To believe that all roads lead to Heaven is to say that Christ did not have to die. To question whether or not God would condemn "good" non-Christians to the eternal punishment of Hell, is to question the veracity of God Himself, and to cast doubt on His judgment in sending His Son to die in the first place. In fact, to disregard this New Covenant is to declare that God's plan of redemption was faulty from the start.

It is saying that you know better than the Infinite Intelligence who designed your finite intelligence, and made your thinking anything at all possible. It is equivalent to you, a mere creature, placing yourself on the throne of your Creator and decreeing in your mortal foolishness what is right and wrong.

I can think of nothing more arrogant.

To reject this New Covenant on any grounds at all is to cement your rebellion against God, and ensure your eternal damnation. These are not just words, but an unthinkably hopeless destiny, the horror of which cannot be rightly conceived by the human mind.
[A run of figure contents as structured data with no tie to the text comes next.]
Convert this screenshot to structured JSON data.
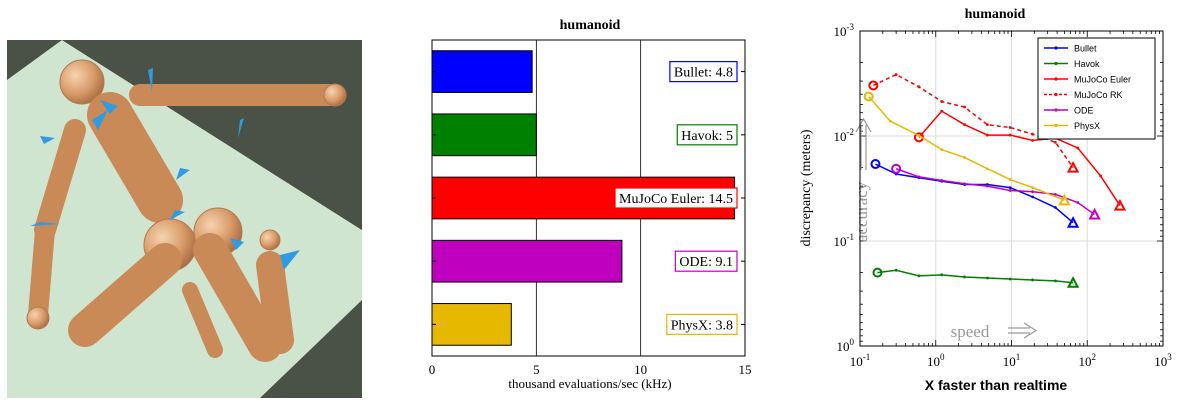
{
  "colors": {
    "bullet": "#0000ff",
    "havok": "#008000",
    "mujoco": "#ff0000",
    "ode": "#bf00bf",
    "physx": "#e6b800",
    "body": "#e0a97a",
    "floor_dark": "#4a5248",
    "floor_light": "#cfe5d0",
    "contact": "#2f9be0"
  },
  "render": {
    "icon": "humanoid-render-image"
  },
  "chart_data": [
    {
      "type": "bar",
      "orientation": "horizontal",
      "title": "humanoid",
      "xlabel": "thousand evaluations/sec (kHz)",
      "xlim": [
        0,
        15
      ],
      "xticks": [
        "0",
        "5",
        "10",
        "15"
      ],
      "grid": "x",
      "categories": [
        "Bullet",
        "Havok",
        "MuJoCo Euler",
        "ODE",
        "PhysX"
      ],
      "values": [
        4.8,
        5,
        14.5,
        9.1,
        3.8
      ],
      "labels": [
        "Bullet: 4.8",
        "Havok: 5",
        "MuJoCo Euler: 14.5",
        "ODE: 9.1",
        "PhysX: 3.8"
      ]
    },
    {
      "type": "line",
      "title": "humanoid",
      "xlabel": "X faster than realtime",
      "ylabel": "discrepancy (meters)",
      "xscale": "log",
      "yscale": "log",
      "xlim": [
        0.1,
        1000
      ],
      "ylim": [
        1,
        0.001
      ],
      "xtick_labels": [
        {
          "base": "10",
          "exp": "-1"
        },
        {
          "base": "10",
          "exp": "0"
        },
        {
          "base": "10",
          "exp": "1"
        },
        {
          "base": "10",
          "exp": "2"
        },
        {
          "base": "10",
          "exp": "3"
        }
      ],
      "ytick_labels": [
        {
          "base": "10",
          "exp": "0"
        },
        {
          "base": "10",
          "exp": "-1"
        },
        {
          "base": "10",
          "exp": "-2"
        },
        {
          "base": "10",
          "exp": "-3"
        }
      ],
      "legend_position": "top-right",
      "annotations": {
        "accuracy": "accuracy",
        "speed": "speed"
      },
      "series": [
        {
          "name": "Bullet",
          "color_key": "bullet",
          "dash": false,
          "x": [
            0.16,
            0.3,
            0.6,
            1.2,
            2.4,
            4.8,
            9.6,
            19,
            38,
            65
          ],
          "y": [
            0.0185,
            0.023,
            0.025,
            0.027,
            0.029,
            0.029,
            0.031,
            0.038,
            0.048,
            0.067
          ]
        },
        {
          "name": "Havok",
          "color_key": "havok",
          "dash": false,
          "x": [
            0.17,
            0.3,
            0.6,
            1.2,
            2.4,
            4.8,
            9.6,
            19,
            38,
            65
          ],
          "y": [
            0.2,
            0.19,
            0.215,
            0.21,
            0.22,
            0.225,
            0.23,
            0.235,
            0.24,
            0.25
          ]
        },
        {
          "name": "MuJoCo Euler",
          "color_key": "mujoco",
          "dash": false,
          "x": [
            0.6,
            1.2,
            2.4,
            4.8,
            9.6,
            19,
            38,
            75,
            150,
            270
          ],
          "y": [
            0.0103,
            0.0058,
            0.0078,
            0.0098,
            0.0098,
            0.011,
            0.0105,
            0.013,
            0.024,
            0.046
          ]
        },
        {
          "name": "MuJoCo RK",
          "color_key": "mujoco",
          "dash": true,
          "x": [
            0.15,
            0.3,
            0.6,
            1.2,
            2.4,
            4.8,
            9.6,
            19,
            38,
            65
          ],
          "y": [
            0.0033,
            0.0026,
            0.0034,
            0.0047,
            0.0053,
            0.0078,
            0.0083,
            0.0096,
            0.0115,
            0.02
          ]
        },
        {
          "name": "ODE",
          "color_key": "ode",
          "dash": false,
          "x": [
            0.3,
            0.6,
            1.2,
            2.4,
            4.8,
            9.6,
            19,
            38,
            75,
            125
          ],
          "y": [
            0.0205,
            0.0245,
            0.0265,
            0.0285,
            0.03,
            0.033,
            0.034,
            0.036,
            0.043,
            0.056
          ]
        },
        {
          "name": "PhysX",
          "color_key": "physx",
          "dash": false,
          "x": [
            0.13,
            0.25,
            0.6,
            1.2,
            2.4,
            4.8,
            9.6,
            19,
            50
          ],
          "y": [
            0.0042,
            0.0072,
            0.0099,
            0.0135,
            0.016,
            0.0205,
            0.026,
            0.031,
            0.041
          ]
        }
      ]
    }
  ]
}
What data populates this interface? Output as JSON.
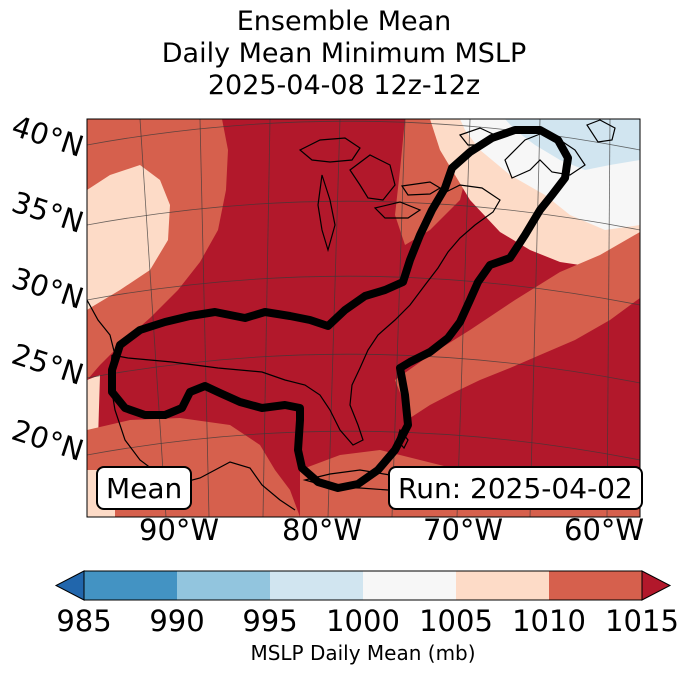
{
  "title": {
    "line1": "Ensemble Mean",
    "line2": "Daily Mean Minimum MSLP",
    "line3": "2025-04-08 12z-12z"
  },
  "map": {
    "lat_labels": [
      "40°N",
      "35°N",
      "30°N",
      "25°N",
      "20°N"
    ],
    "lon_labels": [
      "90°W",
      "80°W",
      "70°W",
      "60°W"
    ],
    "extent": {
      "lon_min": -97,
      "lon_max": -58,
      "lat_min": 15,
      "lat_max": 43
    },
    "mean_badge": "Mean",
    "run_badge": "Run: 2025-04-02",
    "contour_color": "#000000"
  },
  "colorbar": {
    "ticks": [
      "985",
      "990",
      "995",
      "1000",
      "1005",
      "1010",
      "1015"
    ],
    "label": "MSLP Daily Mean (mb)",
    "bins": [
      {
        "range": "<985",
        "color": "#2166ac"
      },
      {
        "range": "985-990",
        "color": "#4393c3"
      },
      {
        "range": "990-995",
        "color": "#92c5de"
      },
      {
        "range": "995-1000",
        "color": "#d1e5f0"
      },
      {
        "range": "1000-1005",
        "color": "#f7f7f7"
      },
      {
        "range": "1005-1010",
        "color": "#fddbc7"
      },
      {
        "range": "1010-1015",
        "color": "#d6604d"
      },
      {
        "range": ">1015",
        "color": "#b2182b"
      }
    ]
  }
}
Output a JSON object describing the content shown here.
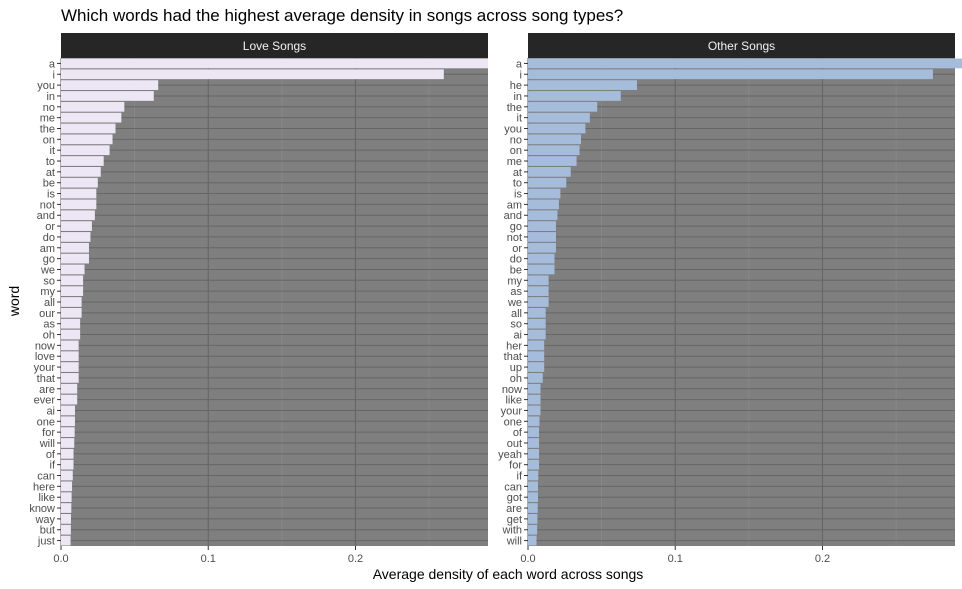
{
  "chart_data": {
    "type": "bar",
    "orientation": "horizontal",
    "title": "Which words had the highest average density in songs across song types?",
    "xlabel": "Average density of each word across songs",
    "ylabel": "word",
    "xlim": [
      0,
      0.29
    ],
    "xticks": [
      "0.0",
      "0.1",
      "0.2"
    ],
    "xtick_values": [
      0,
      0.1,
      0.2
    ],
    "grid": true,
    "panel_background": "#7f7f7f",
    "strip_background": "#262626",
    "panels": [
      {
        "name": "Love Songs",
        "color": "#ede6f5",
        "categories": [
          "a",
          "i",
          "you",
          "in",
          "no",
          "me",
          "the",
          "on",
          "it",
          "to",
          "at",
          "be",
          "is",
          "not",
          "and",
          "or",
          "do",
          "am",
          "go",
          "we",
          "so",
          "my",
          "all",
          "our",
          "as",
          "oh",
          "now",
          "love",
          "your",
          "that",
          "are",
          "ever",
          "ai",
          "one",
          "for",
          "will",
          "of",
          "if",
          "can",
          "here",
          "like",
          "know",
          "way",
          "but",
          "just"
        ],
        "values": [
          0.29,
          0.26,
          0.066,
          0.063,
          0.043,
          0.041,
          0.037,
          0.035,
          0.033,
          0.029,
          0.027,
          0.025,
          0.024,
          0.024,
          0.023,
          0.021,
          0.02,
          0.019,
          0.019,
          0.016,
          0.015,
          0.015,
          0.014,
          0.014,
          0.013,
          0.013,
          0.012,
          0.012,
          0.012,
          0.012,
          0.011,
          0.011,
          0.0095,
          0.0095,
          0.0093,
          0.009,
          0.0085,
          0.0085,
          0.008,
          0.0075,
          0.0072,
          0.007,
          0.0068,
          0.0067,
          0.0065
        ]
      },
      {
        "name": "Other Songs",
        "color": "#a6bcdb",
        "categories": [
          "a",
          "i",
          "he",
          "in",
          "the",
          "it",
          "you",
          "no",
          "on",
          "me",
          "at",
          "to",
          "is",
          "am",
          "and",
          "go",
          "not",
          "or",
          "do",
          "be",
          "my",
          "as",
          "we",
          "all",
          "so",
          "ai",
          "her",
          "that",
          "up",
          "oh",
          "now",
          "like",
          "your",
          "one",
          "of",
          "out",
          "yeah",
          "for",
          "if",
          "can",
          "got",
          "are",
          "get",
          "with",
          "will"
        ],
        "values": [
          0.295,
          0.275,
          0.074,
          0.063,
          0.047,
          0.042,
          0.039,
          0.036,
          0.035,
          0.033,
          0.029,
          0.026,
          0.022,
          0.021,
          0.02,
          0.019,
          0.019,
          0.019,
          0.018,
          0.018,
          0.014,
          0.014,
          0.014,
          0.012,
          0.012,
          0.012,
          0.011,
          0.011,
          0.011,
          0.01,
          0.0085,
          0.0085,
          0.0085,
          0.0078,
          0.0075,
          0.0075,
          0.0075,
          0.0075,
          0.007,
          0.0068,
          0.0068,
          0.0066,
          0.0064,
          0.0062,
          0.0058
        ]
      }
    ]
  }
}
One final thing to notice, indicative of the many treasures hidden in Scripture, and it's this: Now what is becoming obsolete and growing old is ready to vanish away.
When was the letter to Hebrew penned? Some say one date, others say another date, but to me this last phrase is a clue that it was written just a bit before 70 A.D., and the destruction of the Jerusalem Temple, making formal continuance of Jewish practice impossible.

In anticipation of that final closed door back to the old ways, God inspired this marvelous letter as a profound encouragement, and a solemn warning.

Truly we serve and worship a God who cares for us in ways we cannot fathom.